Monday, May 27, 2019

Readying the DSKY substitute and preparing to interface to the Apollo Guidance Computer

PLANNING FOR AGC MAIN CONNECTOR AND SIGNAL INTERFACING

Reviewing and documenting signals

I spent about a dozen hours poring over different documents and schematics to be sure that I had a complete map of the interfaces between the Apollo Guidance Computer and the rest of the spacecraft. There are 360 pins on connector A51 that provide these connections between the interface modules A25, A26, A27, A28 and A29 inside the computer and the external systems.

Some of the pins are used for power connections, some are spare but the majority are important input and output signals that we may need to connect with in order to create a realistic reenactment of some portion of the Apollo 11 mission. In addition to the signals that operate the DSKY, there are 264 pins that implement 176 input/output signals.

One document I built lists all the pins, which interface module and circuit it connects, and the external system purpose of that signal. Another document lists each interface circuit in the five modules and cross references it to the A51 pin and purpose.

I used those to look for holes in the lists - interface circuits that aren't listed in some document or pins that aren't understood. I am down to two pins on the A51 connector, one of which I know has a thermistor wired to it for analog temperature sensing; likely the other has a similar analog monitoring role.

From these documents I moved on to look for discrepancies. As an example, the schematic for module A26 has different interface circuits hooked to the wires in the spacecraft used to turn the LM Ascent or Descent engines on and off, compared to the other documents I have been using.

Fortunately, the interface circuits are associated with known software locations thus I can look to the Luminary code to determine which set of interface circuits is correct. The engine is either controlled by channel 12, bit 7 or the on and off lines are controlled separately by bits 13 and 14 of channel 11. In fact, this was a late change and the proper signals are controlled by bits 13 and 14 of channel 11.

The control signals for the landing and rendezvous radars were misdocumented in some places but the schematics and LM wiring showed the correct assignments, which I rolled into my master spreadsheets.

Listing needed interface circuits for AGC signals

I also built a spreadsheet listing the AGC pins that get routed over my cable through the 85 pin connector to make use of the DSKY substitute when running the real AGC.

CONSTRUCTING BASE OF DSKY SUBSTITUTE AND WIRING CONNECTORS


I installed the connectors for the AGC and modern power cables into the acrylic panels and glued together the base upon which the aluminum enclosure will sit. This gives me plenty of room inside for the Electroluminescent wire boost converter and driver circuits, plus room for the cabling between the PCB up inside the aluminum enclosure and the external connectors down in the acrylic section.

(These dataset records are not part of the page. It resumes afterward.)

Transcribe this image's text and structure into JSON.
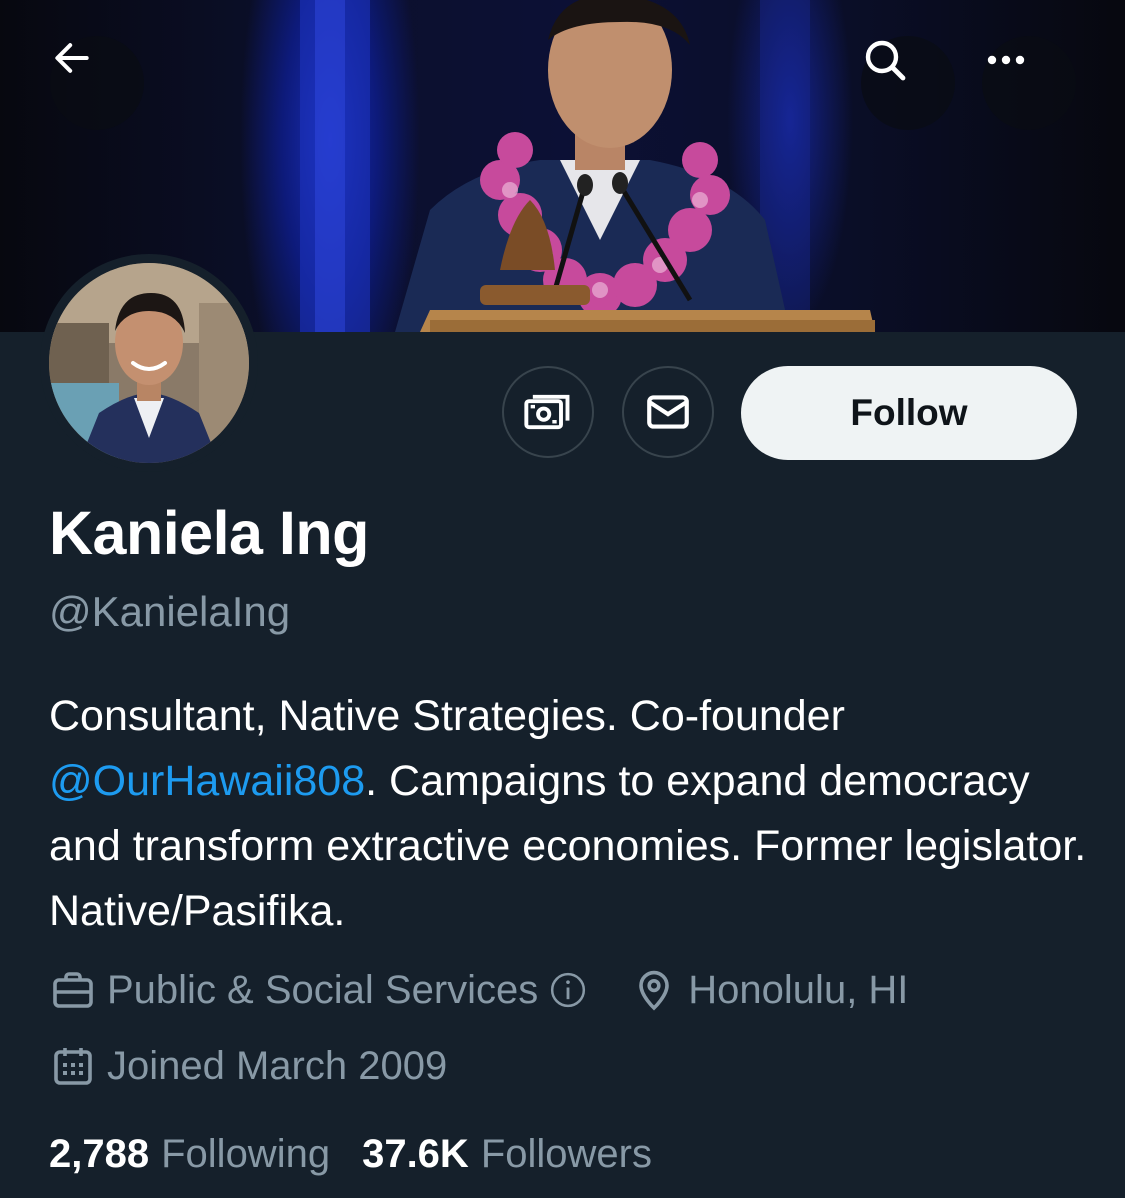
{
  "header": {
    "back_icon": "arrow-left-icon",
    "search_icon": "search-icon",
    "more_icon": "more-horizontal-icon"
  },
  "profile": {
    "name": "Kaniela Ing",
    "handle": "@KanielaIng",
    "follow_label": "Follow",
    "tip_icon": "money-icon",
    "message_icon": "envelope-icon",
    "bio": {
      "part1": "Consultant, Native Strategies. Co-founder ",
      "mention": "@OurHawaii808",
      "part2": ". Campaigns to expand democracy and transform extractive economies. Former legislator. Native/Pasifika."
    },
    "category": "Public & Social Services",
    "location": "Honolulu, HI",
    "joined": "Joined March 2009",
    "following_count": "2,788",
    "following_label": "Following",
    "followers_count": "37.6K",
    "followers_label": "Followers"
  },
  "colors": {
    "background": "#15202b",
    "mention": "#1d9bf0",
    "secondary_text": "#8899a6",
    "follow_button": "#eff3f4"
  }
}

New acrylic base and external connectors
I installed wiring for the signals between the AGC and the DSKY that are relevent to me. Some provide 115V 400Hz and other power feeds which aren't necessary with my replica. Others activate relays fit inside the DSKY whose contacts are routed back out to external spacecraft circuits but never affect the DSKY operation. These I didn't implement; if necessary we can wire them externally to the AGC and house the relays elsewhere.